Producing and delivering this much extra stuff this quickly would have complicated and congested flows in the best of all possible worlds.  But trying to supply this surge and shift during a pandemic has been extra tough.  Constraints on time and space intended to mitigate disease transmission have reduced production and distribution capacity. Disease penetration has been even more disruptive. Shifting upstream capacities created proliferating and unpredicted downstream gyrations 

Persisting supply chain friction has amplified human fatigue and frustration (and even fear) that has further constrained system capacity (e.g., workforce retirements, resignations, reimagining careers, non-participation, and more). Friday Amazon’s CFO explained, “For the foreseeable future, our capacity constraint is actually labor, which is new and not welcome.”

Supply chain constraints are promiscuous and breed additional constraints. Efforts to mitigate this proliferation of constraints (e.g. port congestion) have been complicated by issues of distance between supply and demand and over-concentration of channels (e.g. ocean shipping and port capacity).

These aggregated frictions (and complex feedback signals) are now constraining some fundamental flows, from food to fancy high-tech phones. Which products or categories are most at risk at this point seems to me more and more a betting proposition than anything else. Chop and wind in every channel are sufficient to threaten just about everything on offer. It is a mess.

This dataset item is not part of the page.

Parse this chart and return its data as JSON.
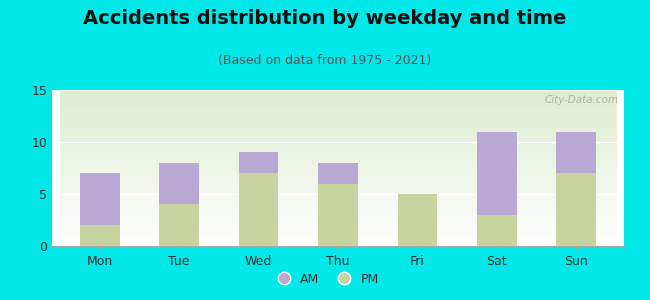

As previously outlined, I do not perceive the mess as an existential threat (except to some smaller retailers). But it is certainly an equal opportunity mess with the potential to seriously complicate economic outcomes for an extended period.

As consumers have less cash to spend and the proportion spent on services increases, overall pull is very slowly beginning to even out (more). Over-time (probably by March-April 2022, barring a more insidious virus or similar) this will result in noticeably improved equilibrium of demand and supply.  If and when volatility returns to something closer to pre-pandemic patterns is another Vegas bet.

This increasingly frustrating experience reveals the dangers associated with over-concentration of supply networks, especially when amplified by distance, and the current lack of effective structures for the exploration and exploitation of enlightened self-interest in managing the global ecosystem of demand and supply.